On Publishing Quality Journals

I am the editor of Linguamática for more a dozen years. It is a journal on Natural Language Processing, with emphasis on the languages from the Iberian Peninsula.

Every time a new issue is published, I use a good amount of hours editing the authors articles. Not just fixing \(\LaTeX\) glitches, that some authors are not capable of fixing by themselves, but also reviewing the bibliography.

This takes a long time. And why I do that? Because I like to do my job properly. Unlike a lot of authors, I look to each cited document, and confirm it is correct.

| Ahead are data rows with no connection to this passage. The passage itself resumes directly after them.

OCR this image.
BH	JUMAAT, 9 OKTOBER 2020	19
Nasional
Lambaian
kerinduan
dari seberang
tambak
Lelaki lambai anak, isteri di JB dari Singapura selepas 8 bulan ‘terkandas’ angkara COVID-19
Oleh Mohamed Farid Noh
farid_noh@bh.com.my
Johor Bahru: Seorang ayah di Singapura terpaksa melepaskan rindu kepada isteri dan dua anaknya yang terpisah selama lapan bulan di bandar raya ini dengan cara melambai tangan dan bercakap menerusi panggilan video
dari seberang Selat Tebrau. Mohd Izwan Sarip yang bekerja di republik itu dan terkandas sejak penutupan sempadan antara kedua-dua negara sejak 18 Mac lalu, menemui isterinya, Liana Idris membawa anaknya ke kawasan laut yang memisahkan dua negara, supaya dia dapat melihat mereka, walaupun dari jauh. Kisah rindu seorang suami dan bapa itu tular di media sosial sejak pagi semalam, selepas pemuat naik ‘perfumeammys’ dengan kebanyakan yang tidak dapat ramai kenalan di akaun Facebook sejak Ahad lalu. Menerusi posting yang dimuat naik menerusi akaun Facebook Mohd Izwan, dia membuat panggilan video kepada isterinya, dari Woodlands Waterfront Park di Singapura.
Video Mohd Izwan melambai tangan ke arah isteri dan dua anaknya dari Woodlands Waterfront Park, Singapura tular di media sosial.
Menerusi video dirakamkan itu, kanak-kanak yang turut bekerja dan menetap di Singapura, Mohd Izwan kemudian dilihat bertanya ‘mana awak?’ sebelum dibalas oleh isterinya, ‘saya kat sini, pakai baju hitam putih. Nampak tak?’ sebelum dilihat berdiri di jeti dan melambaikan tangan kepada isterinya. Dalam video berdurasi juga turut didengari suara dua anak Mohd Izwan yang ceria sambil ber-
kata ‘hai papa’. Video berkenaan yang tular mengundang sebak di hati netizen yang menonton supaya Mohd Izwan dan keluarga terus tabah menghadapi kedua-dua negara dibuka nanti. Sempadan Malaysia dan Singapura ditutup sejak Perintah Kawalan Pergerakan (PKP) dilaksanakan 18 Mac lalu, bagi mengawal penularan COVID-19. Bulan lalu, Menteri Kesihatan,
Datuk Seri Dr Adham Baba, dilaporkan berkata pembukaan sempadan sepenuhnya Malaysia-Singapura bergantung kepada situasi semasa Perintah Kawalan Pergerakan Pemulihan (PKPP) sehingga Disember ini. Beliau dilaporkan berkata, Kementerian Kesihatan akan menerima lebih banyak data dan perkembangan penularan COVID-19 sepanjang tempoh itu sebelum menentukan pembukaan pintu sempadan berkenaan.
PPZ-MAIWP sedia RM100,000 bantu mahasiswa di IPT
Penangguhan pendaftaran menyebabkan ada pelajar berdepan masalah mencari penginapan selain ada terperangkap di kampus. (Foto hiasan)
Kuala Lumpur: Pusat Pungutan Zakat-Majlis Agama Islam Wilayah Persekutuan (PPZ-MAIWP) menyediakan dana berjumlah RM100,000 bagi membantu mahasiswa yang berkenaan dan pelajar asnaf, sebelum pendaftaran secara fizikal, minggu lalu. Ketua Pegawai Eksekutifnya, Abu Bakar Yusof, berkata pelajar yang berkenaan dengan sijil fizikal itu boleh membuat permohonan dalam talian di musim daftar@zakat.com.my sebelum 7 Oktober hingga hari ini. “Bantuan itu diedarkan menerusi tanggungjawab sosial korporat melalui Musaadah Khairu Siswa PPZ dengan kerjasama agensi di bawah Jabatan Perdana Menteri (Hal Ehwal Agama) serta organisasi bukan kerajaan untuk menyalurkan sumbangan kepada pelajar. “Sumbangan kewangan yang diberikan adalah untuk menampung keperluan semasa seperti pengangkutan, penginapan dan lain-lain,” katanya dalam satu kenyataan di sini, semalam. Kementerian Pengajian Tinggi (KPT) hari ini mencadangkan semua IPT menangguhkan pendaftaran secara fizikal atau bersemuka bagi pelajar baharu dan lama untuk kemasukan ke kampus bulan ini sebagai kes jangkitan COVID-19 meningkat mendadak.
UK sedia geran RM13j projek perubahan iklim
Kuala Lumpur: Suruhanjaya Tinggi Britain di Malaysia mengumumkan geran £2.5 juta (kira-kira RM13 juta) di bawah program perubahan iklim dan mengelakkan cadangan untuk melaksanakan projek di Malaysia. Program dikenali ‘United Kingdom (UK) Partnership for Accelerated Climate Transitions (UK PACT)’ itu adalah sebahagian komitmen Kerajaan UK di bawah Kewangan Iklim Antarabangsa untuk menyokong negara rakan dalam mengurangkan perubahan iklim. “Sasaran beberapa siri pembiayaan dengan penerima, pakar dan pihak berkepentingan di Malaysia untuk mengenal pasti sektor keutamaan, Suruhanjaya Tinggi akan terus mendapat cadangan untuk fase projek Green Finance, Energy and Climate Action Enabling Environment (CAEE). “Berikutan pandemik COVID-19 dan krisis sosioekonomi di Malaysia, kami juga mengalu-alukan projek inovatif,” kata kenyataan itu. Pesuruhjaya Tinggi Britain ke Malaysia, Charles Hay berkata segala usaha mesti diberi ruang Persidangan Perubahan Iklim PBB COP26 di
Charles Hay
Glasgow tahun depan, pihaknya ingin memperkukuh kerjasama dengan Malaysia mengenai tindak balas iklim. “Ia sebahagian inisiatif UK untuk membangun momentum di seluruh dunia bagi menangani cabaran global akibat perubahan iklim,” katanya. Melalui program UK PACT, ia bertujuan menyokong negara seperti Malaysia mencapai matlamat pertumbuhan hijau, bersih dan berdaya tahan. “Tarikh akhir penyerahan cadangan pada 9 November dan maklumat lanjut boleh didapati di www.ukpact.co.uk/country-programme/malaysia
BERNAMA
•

There are a lot of problems that arise:

  • There are citations with the wrong year,
  • There are citations where the editor, or the venue, is the name of a website that provides access to scientific content (like Academia.eu),
  • Some citations have the wrong type (they are proposed as journal while they are proceedings),
  • They miss information, like the pages or the DOI,
  • And some authors like to cite the same document more than once.

For those wondering, no, Linguamática is not a paid journal. Authors do not play for publishing. Reviewers are not paid for their word. Editors are not paid. And no, readers do not pay to read.

This is all goodwill from everybody. But after 12 years, Linguamática is a Q1 Journal. Who benefits from this? The authors.

So, if you are a scientific researchers, and submit papers to venues where you are not paying for it, please be sure you do your work properly, and present your work with quality.